HR departments face real liability when AI systems discriminate. Amazon shut down its AI recruiting assistant in 2018 after discovering it had developed bias against female resumes. Similar problems persist across the industry.

Employment attorneys warn that many HR managers cannot identify when job applications have been written with AI tools like JobCopilot or LazyApply. This creates risk: if an AI hiring tool produces a discriminatory impact based on race, sex, age, disability, or religion, employers remain legally responsible.

"Many employers now receive hundreds or thousands of applications for a single role, so automated screening tools have become almost unavoidable," said Haley Harrigan, employment law chair at Gallagher and Kennedy in Phoenix. "If an AI hiring tool produces a discriminatory impact, the employer is still responsible and could face discrimination exposure under federal and state employment laws."

Worker Concerns Run High

60% of workers surveyed by Resume Now said AI would eliminate more jobs than it creates by year's end. 51% worried about losing their jobs to AI. 46% said a bot could replace them by 2030.

Only 1 in 10 workers trusted AI to make fair hiring decisions, according to a separate AI Fatigue Survey. 36% of employees feared being replaced by technology.

The Case for Human Judgment

51% of hiring managers expressed confidence that "AI is used fairly in layoffs." 23% expressed doubts. 26% said they didn't use AI in layoff decisions at all.

Some HR leaders question whether AI can evaluate what matters most. "AI can't decide what is a good culture fit for your company, and evaluate someone's work ethic," said Andrew Crapuchettes, CEO of RedBalloon, a jobs board. "The adoption of AI in HR today feels like a fad-driven bubble that is fit to burst in a bad way."

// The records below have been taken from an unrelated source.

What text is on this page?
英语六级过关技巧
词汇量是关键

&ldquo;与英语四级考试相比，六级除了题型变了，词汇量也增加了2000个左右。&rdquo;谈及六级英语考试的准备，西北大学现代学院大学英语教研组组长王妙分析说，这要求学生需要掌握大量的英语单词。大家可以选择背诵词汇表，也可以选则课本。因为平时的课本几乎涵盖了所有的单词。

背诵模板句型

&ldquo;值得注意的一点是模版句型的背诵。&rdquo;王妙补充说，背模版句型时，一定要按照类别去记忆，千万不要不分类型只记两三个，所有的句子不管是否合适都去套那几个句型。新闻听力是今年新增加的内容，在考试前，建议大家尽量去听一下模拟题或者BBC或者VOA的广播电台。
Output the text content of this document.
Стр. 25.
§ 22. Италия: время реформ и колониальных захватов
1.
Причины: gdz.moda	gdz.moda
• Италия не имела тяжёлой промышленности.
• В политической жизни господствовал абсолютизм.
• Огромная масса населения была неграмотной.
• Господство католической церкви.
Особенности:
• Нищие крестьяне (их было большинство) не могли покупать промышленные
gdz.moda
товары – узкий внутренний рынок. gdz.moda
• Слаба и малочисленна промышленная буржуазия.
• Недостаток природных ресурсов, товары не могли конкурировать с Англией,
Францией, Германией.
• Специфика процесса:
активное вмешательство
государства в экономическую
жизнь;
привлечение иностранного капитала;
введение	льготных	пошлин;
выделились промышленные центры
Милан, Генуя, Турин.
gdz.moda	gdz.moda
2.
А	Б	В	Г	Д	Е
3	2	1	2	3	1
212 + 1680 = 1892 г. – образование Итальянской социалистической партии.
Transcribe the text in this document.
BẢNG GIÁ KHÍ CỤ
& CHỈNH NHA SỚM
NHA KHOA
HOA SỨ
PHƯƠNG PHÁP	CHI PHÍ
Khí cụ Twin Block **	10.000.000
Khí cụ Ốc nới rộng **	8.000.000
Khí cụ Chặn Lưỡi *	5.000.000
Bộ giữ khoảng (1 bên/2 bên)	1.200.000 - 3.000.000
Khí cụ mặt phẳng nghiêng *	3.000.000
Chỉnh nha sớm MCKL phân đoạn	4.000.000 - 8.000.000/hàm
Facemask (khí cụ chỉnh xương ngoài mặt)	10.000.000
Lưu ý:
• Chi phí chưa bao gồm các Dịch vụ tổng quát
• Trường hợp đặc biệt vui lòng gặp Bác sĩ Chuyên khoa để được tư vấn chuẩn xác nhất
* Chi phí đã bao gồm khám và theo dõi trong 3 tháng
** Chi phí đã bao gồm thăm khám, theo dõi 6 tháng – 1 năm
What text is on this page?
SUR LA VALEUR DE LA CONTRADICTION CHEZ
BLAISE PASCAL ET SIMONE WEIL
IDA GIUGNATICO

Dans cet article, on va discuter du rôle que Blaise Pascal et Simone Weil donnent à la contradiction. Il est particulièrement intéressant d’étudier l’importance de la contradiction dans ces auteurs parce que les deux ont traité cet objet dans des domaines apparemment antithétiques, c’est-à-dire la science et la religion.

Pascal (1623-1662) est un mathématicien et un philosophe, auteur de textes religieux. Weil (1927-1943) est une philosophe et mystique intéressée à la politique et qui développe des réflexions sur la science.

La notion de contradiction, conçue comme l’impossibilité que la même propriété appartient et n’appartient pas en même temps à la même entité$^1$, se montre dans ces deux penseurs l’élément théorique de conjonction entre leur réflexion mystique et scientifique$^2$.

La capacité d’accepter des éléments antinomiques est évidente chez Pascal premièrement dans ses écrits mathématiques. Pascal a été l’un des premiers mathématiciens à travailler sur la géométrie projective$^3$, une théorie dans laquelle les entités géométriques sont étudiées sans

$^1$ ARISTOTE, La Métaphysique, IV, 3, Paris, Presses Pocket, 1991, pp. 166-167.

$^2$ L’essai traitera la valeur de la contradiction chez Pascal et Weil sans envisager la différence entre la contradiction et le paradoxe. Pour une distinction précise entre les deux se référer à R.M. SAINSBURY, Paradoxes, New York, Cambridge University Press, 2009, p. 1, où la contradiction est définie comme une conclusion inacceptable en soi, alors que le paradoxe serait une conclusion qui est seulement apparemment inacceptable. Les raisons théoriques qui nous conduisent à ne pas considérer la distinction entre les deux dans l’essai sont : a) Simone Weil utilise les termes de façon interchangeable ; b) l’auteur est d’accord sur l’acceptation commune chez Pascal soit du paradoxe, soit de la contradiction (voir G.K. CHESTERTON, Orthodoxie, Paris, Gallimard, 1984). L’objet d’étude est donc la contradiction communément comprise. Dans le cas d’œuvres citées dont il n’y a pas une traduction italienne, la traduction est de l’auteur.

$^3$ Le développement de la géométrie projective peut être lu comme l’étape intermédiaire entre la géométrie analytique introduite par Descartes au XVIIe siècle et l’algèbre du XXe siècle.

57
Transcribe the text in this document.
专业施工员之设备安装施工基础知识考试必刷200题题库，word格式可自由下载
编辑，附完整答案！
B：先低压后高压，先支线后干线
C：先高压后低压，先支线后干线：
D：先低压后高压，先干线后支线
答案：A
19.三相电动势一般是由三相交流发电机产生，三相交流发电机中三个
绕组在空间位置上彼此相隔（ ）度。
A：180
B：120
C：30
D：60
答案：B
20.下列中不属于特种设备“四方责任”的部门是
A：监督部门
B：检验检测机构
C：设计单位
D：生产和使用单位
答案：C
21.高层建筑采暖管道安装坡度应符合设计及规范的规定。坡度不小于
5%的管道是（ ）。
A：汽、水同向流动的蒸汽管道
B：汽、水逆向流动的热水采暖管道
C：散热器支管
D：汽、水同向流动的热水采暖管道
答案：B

Experts recommend transparency. Employers should clearly communicate their AI policies to workers and applicants. They should also maintain human review at critical decision points-especially before rejecting candidates or recommending layoffs.

Carolyn Illman, a Seattle-based hiring coach, said the ability to show vulnerability and build human connections will become more valuable as companies expand their use of bots. "AI isn't able to take the place of a human," she said.

For HR professionals, the challenge is clear: use AI to handle volume and identify patterns, but preserve human judgment where it matters most. Legal and HR departments should collaborate on policies before implementing AI for workforce decisions. The cost of getting it wrong-in legal liability, employee morale, and missed talent-is too high.